A recent systematic review assessing consent proportions to data linkage found that the consent proportion varied from 39 to 97% [3]. However, none of the studies was conducted online. Still there was considerable heterogeneity among the studies reviewed and variations among the methods by which consent was obtained, i.e. ranging from a face-to-face interview to a mailed letter. Despite this, the method of obtaining consent did significantly affect the consent rate, with both the top (97%) and bottom (39%) scoring studies using face-to-face approaches to elicit consent [3]. A number of previous papers have reported differences between consenters and non-consenters across a range of variables including age, sex, race, area of residence, income, education and health status and, where an interview was conducted, attributes of the interviewer [4,5,6,7,8], although results have not been consistent.

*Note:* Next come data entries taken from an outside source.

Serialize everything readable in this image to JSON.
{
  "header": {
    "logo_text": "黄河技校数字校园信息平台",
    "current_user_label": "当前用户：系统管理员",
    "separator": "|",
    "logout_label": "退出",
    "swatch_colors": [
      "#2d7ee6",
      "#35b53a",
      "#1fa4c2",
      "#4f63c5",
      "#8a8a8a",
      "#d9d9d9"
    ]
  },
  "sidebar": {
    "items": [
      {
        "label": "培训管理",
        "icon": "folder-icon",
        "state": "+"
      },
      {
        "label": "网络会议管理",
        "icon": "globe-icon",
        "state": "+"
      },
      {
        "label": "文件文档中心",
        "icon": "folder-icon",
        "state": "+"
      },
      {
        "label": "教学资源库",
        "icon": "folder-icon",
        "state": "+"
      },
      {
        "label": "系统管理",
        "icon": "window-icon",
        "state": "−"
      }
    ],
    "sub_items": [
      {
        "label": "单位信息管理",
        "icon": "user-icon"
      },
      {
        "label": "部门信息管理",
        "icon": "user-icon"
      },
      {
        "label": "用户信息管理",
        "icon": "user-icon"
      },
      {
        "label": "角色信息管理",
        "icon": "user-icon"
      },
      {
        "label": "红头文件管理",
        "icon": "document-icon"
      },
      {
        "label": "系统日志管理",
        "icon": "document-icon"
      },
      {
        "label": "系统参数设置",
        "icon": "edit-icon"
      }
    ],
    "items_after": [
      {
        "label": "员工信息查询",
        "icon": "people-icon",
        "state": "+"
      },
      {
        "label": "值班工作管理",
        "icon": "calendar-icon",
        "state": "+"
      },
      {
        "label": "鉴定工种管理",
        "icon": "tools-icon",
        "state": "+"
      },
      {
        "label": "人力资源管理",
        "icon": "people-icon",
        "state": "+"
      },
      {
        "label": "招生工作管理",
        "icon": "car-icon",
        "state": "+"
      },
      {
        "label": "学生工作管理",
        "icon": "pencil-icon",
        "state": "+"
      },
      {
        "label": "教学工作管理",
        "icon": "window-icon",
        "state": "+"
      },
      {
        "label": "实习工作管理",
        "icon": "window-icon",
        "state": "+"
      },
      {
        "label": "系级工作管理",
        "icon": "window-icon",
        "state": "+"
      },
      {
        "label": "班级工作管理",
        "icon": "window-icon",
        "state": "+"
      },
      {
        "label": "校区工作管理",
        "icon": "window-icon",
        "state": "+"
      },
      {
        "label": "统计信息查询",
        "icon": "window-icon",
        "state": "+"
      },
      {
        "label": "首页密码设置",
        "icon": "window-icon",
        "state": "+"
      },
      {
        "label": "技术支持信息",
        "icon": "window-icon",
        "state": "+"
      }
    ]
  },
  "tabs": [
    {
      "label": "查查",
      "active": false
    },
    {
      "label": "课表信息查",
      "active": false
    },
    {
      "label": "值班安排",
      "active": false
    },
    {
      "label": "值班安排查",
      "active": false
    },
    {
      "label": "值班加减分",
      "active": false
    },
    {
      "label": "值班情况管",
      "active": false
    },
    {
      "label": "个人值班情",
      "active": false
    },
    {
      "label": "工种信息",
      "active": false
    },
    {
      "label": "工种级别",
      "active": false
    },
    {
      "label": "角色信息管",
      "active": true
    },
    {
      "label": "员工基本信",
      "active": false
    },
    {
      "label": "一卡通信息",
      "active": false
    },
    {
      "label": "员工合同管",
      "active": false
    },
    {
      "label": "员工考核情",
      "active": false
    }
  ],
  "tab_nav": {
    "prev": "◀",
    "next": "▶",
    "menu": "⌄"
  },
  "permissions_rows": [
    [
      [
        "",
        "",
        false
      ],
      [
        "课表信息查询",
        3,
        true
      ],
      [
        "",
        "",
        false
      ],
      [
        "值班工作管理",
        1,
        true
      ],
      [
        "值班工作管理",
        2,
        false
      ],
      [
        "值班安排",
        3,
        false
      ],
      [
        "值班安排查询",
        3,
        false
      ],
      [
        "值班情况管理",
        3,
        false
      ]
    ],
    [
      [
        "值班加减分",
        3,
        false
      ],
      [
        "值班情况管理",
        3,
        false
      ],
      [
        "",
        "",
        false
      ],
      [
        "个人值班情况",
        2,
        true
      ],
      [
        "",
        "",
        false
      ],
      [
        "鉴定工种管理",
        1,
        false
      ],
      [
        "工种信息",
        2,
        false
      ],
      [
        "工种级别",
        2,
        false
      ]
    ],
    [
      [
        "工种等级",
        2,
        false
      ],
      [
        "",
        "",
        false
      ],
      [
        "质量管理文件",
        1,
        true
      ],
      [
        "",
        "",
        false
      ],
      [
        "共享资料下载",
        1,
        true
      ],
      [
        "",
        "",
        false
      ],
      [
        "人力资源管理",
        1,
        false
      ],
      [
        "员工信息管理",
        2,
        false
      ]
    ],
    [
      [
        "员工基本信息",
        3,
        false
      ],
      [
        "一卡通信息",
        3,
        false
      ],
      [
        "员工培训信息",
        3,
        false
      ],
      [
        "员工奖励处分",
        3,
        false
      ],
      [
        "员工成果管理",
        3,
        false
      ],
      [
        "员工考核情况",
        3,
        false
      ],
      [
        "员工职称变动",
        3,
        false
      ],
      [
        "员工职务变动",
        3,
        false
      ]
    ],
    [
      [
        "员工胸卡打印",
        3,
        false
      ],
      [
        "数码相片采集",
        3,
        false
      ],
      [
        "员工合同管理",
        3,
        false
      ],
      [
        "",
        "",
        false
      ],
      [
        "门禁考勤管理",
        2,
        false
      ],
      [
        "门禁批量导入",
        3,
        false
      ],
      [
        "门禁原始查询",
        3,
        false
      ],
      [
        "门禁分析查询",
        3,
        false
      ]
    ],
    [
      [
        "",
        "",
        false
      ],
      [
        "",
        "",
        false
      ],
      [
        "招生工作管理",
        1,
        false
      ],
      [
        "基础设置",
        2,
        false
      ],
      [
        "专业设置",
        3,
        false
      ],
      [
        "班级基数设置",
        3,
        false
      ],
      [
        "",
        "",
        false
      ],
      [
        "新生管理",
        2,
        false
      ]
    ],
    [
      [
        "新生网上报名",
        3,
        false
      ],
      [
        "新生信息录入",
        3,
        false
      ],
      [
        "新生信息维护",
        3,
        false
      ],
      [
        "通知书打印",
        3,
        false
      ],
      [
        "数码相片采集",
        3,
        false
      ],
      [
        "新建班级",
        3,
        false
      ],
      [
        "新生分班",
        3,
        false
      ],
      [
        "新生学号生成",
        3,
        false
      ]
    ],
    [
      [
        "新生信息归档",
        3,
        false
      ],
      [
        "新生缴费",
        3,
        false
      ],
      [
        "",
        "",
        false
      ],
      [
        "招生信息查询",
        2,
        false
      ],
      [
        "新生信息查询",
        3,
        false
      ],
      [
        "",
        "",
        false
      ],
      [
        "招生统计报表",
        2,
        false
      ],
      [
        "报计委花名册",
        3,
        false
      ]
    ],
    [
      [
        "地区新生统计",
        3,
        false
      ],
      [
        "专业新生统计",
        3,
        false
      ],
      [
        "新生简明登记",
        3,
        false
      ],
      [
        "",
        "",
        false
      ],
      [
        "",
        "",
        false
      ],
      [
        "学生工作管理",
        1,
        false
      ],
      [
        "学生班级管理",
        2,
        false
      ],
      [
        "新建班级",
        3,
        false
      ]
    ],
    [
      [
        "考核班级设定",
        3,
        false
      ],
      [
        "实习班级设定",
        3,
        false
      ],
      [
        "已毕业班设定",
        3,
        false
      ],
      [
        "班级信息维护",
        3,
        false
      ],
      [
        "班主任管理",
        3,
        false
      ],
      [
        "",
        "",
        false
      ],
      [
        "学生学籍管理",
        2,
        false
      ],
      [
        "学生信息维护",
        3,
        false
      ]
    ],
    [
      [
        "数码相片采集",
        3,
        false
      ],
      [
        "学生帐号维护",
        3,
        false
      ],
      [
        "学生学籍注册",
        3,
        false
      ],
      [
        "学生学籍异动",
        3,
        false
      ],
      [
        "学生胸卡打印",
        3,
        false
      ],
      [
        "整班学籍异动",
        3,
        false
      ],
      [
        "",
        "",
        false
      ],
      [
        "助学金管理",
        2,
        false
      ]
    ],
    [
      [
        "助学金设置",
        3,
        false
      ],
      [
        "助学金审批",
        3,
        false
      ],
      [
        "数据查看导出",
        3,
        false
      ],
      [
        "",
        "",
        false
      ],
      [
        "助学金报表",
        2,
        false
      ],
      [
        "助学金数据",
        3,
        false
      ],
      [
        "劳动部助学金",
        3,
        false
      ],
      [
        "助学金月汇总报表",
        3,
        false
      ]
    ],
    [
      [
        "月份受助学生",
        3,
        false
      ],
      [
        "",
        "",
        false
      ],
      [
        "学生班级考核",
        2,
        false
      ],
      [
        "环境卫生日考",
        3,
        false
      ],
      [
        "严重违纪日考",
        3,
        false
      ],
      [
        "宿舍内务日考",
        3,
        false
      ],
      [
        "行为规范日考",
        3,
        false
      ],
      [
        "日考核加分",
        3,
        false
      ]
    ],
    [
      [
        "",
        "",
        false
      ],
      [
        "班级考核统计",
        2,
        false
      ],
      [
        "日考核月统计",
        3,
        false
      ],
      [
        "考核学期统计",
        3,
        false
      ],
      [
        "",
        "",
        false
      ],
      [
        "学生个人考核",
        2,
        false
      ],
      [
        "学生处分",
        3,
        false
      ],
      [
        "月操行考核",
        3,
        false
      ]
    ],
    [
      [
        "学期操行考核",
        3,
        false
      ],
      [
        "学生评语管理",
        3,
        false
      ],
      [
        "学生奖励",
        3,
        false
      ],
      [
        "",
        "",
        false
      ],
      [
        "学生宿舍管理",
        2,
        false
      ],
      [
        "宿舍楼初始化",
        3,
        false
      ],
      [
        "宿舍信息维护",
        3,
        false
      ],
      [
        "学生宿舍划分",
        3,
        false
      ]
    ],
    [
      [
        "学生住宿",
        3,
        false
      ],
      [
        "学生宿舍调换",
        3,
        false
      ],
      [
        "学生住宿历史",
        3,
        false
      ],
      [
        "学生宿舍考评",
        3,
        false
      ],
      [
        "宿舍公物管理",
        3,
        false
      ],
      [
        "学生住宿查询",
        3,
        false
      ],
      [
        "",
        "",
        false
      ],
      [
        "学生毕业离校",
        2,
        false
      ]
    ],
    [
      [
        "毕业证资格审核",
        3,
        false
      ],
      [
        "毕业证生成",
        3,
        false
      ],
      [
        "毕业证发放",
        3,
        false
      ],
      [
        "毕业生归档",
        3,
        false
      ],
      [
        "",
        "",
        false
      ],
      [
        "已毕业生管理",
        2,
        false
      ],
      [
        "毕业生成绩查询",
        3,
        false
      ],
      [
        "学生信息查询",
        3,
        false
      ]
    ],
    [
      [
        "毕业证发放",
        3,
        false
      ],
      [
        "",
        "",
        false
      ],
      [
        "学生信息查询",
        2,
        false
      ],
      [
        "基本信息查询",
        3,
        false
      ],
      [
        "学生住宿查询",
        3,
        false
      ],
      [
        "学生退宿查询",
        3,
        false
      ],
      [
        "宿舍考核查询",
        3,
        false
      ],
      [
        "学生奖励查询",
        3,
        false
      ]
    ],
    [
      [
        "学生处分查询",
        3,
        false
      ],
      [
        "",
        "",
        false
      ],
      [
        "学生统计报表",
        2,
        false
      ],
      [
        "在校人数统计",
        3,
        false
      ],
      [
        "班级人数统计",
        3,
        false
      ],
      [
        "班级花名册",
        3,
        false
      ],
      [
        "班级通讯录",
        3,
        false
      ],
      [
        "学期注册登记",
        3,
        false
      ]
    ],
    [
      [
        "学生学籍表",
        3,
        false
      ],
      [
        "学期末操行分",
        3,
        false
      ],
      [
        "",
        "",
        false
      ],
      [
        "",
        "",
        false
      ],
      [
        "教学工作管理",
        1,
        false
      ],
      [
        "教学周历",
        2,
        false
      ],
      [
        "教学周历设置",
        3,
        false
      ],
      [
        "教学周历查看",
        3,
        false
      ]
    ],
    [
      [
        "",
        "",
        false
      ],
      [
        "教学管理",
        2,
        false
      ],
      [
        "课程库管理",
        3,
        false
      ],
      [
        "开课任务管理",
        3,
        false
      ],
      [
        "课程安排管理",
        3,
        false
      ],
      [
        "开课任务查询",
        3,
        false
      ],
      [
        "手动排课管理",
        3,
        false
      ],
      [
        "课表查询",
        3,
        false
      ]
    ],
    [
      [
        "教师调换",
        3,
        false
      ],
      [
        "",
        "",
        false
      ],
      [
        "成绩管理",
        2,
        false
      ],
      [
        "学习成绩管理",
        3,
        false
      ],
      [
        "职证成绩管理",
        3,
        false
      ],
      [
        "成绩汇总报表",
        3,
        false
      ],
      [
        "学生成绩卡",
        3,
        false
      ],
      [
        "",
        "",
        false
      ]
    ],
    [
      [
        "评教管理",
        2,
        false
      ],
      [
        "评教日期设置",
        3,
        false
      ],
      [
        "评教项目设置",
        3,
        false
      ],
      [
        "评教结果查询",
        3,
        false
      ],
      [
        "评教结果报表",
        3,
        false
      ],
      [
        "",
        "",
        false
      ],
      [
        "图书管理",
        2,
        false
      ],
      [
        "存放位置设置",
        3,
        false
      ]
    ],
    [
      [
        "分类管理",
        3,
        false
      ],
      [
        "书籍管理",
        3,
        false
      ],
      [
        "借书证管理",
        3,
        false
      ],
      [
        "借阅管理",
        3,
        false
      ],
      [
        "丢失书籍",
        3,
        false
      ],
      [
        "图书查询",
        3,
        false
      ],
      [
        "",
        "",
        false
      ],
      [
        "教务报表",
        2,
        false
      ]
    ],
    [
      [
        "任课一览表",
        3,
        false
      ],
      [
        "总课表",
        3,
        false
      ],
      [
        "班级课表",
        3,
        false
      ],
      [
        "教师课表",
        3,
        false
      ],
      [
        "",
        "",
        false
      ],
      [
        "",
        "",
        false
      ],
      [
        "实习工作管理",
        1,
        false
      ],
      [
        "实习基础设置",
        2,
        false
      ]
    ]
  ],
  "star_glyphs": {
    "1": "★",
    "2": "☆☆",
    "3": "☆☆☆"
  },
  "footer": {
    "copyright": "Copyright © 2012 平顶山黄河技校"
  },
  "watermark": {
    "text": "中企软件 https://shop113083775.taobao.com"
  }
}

Other researchers have determined that likelihood to consent in face-to-face interviews was related to the salience of the linkage request, attitudes to privacy and community mindedness [2]. In a web survey of employment a small increase in consent rates was found when the time-saving benefit of linkage was mentioned [9].

It may be that these conflicting results reflect an underlying lack of understanding about the research process and the secondary use of health data. A number of studies have indicated that participants are more likely to consent if they have been provided with clear, easily understandable information about the importance of data linkage and they understand the issues involved [10, 11] . Exploration of any discrepancies between consenters and non-consenters is important to exclude the possibility that systematic differences may exist. The presence of these may compromise the researchers’ abilities to draw unbiased inferences from the linked datasets.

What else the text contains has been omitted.